Tomorrow, Thursday I will take that test again. And I can almost picture what I will see. I am ready. But again, if it turns out to be the thing that I worry the most these days I would like to be happy. I really do. I hope I will be.

Dear God, I already lifted everything up to you. I know you will take care of us. You always do.

Sunday, May 9, 2010

My vote is in!

So after very, very frustrating experience at my precinct assignment early this morning, I was finally able to cast my vote for this year's elections. Returning to our precinct at around 2pm when the sun is at its fieriest, we were surprised to see a 'pila-free' room. Happppyyyy!!!!

After I've verified my identity by signing and thumb-printing, I received a white folder with the ballot inside and I went to find my seat inside the almost dilapidated classroom. It's been awhile since I last exercise this right and I feel like a first timer yet again. I was excited to vote but was quite anxious that the PCOS machine might reject my ballot for some weird reasons. After waiting for about 30secs though, I was so happy to read "CONGRATULATIONS! Your vote has been registered!" on the machine.

I guess this year's elections has already made it's mark since the polls opened this morning. The fact that the fear of a nationwide failure of election was hurdled is already a milestone on its own. And at 7pm tonight when the precincts close and the votes are read, we are one step closer to realizing the success of this automation experiment. And finally when the winners are announced tomorrow or hopefully later tonight (?), this automated elections will finally take it's place on our history books.

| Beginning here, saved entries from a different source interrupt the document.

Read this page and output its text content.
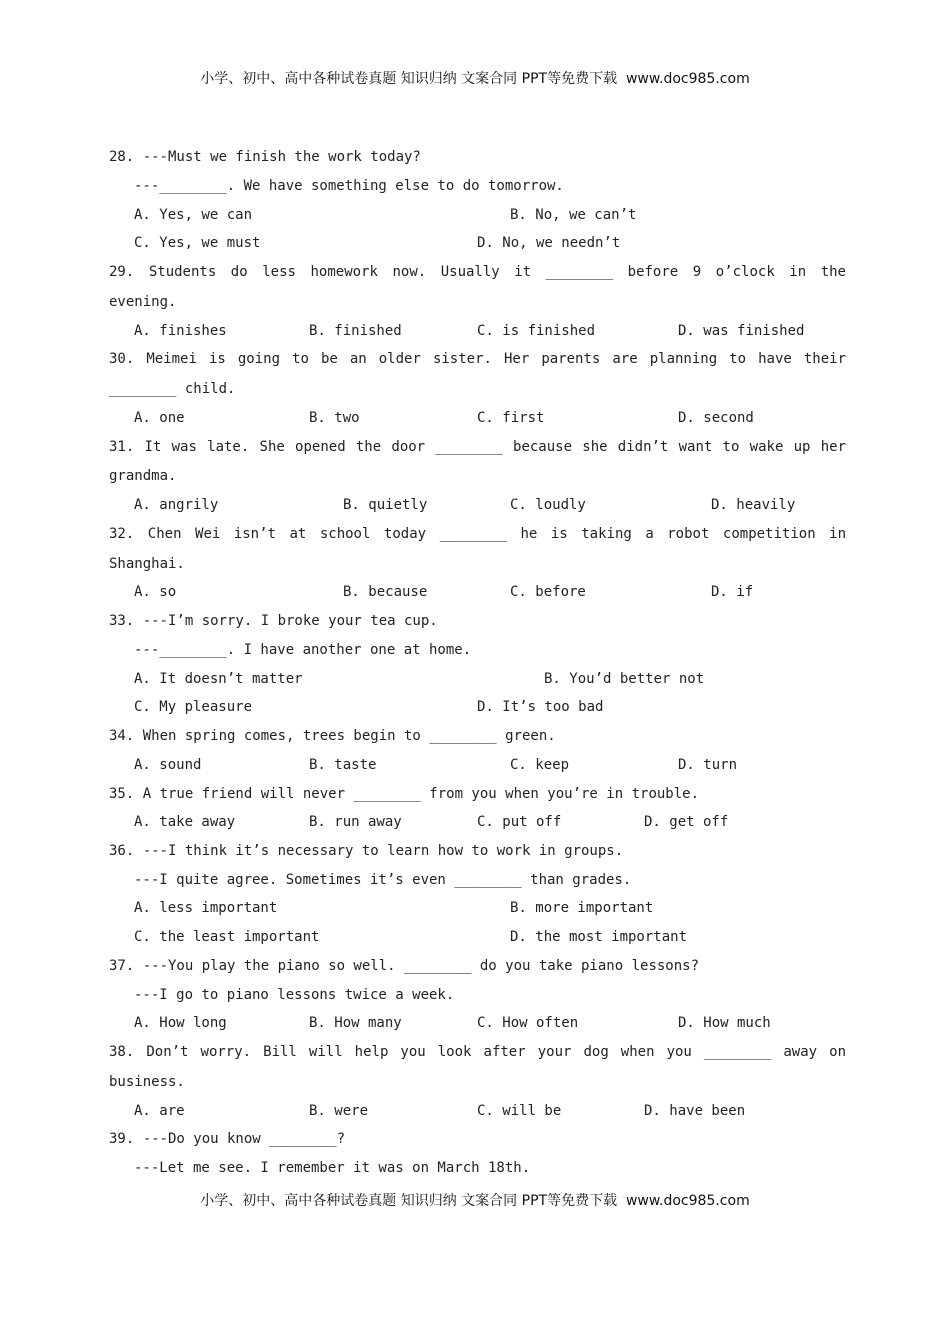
小学、初中、高中各种试卷真题 知识归纳 文案合同 PPT等免费下载  www.doc985.com
28. ---Must we finish the work today?
---________. We have something else to do tomorrow.
A. Yes, we can	B. No, we can’t
C. Yes, we must	D. No, we needn’t
29. Students do less homework now. Usually it ________ before 9 o’clock in the
evening.
A. finishes	B. finished	C. is finished	D. was finished
30. Meimei is going to be an older sister. Her parents are planning to have their
________ child.
A. one	B. two	C. first	D. second
31. It was late. She opened the door ________ because she didn’t want to wake up her
grandma.
A. angrily	B. quietly	C. loudly	D. heavily
32. Chen Wei isn’t at school today ________ he is taking a robot competition in
Shanghai.
A. so	B. because	C. before	D. if
33. ---I’m sorry. I broke your tea cup.
---________. I have another one at home.
A. It doesn’t matter	B. You’d better not
C. My pleasure	D. It’s too bad
34. When spring comes, trees begin to ________ green.
A. sound	B. taste	C. keep	D. turn
35. A true friend will never ________ from you when you’re in trouble.
A. take away	B. run away	C. put off	D. get off
36. ---I think it’s necessary to learn how to work in groups.
---I quite agree. Sometimes it’s even ________ than grades.
A. less important	B. more important
C. the least important	D. the most important
37. ---You play the piano so well. ________ do you take piano lessons?
---I go to piano lessons twice a week.
A. How long	B. How many	C. How often	D. How much
38. Don’t worry. Bill will help you look after your dog when you ________ away on
business.
A. are	B. were	C. will be	D. have been
39. ---Do you know ________?
---Let me see. I remember it was on March 18th.
小学、初中、高中各种试卷真题 知识归纳 文案合同 PPT等免费下载  www.doc985.com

I know a lot of people are still skeptical of this automation thing. But change always does bring some sort of struggle with it. Not everyone is a fan after all. I have high hopes for this on the other hand. I believe that give or take 2 more elections, this move to automate will eventually bring about a cleaner and more trustworthy elections.

Residing in Salawag where a lot of low cost housing is situated, poverty is almost visible everywhere. But I can see hope in the faces of the people I bump into since this morning.

Now that I've cast my vote, I can only hope that whoever emerges as the winner in this elections will go back to his/her promise of a corruption-free, poverty free Philippines. And I do wish too that all the others who won't get that most coveted seat in Malacanang will continue to fight for a corruption-free and poverty-free Philippines. Because politics is not the only way to serve the people.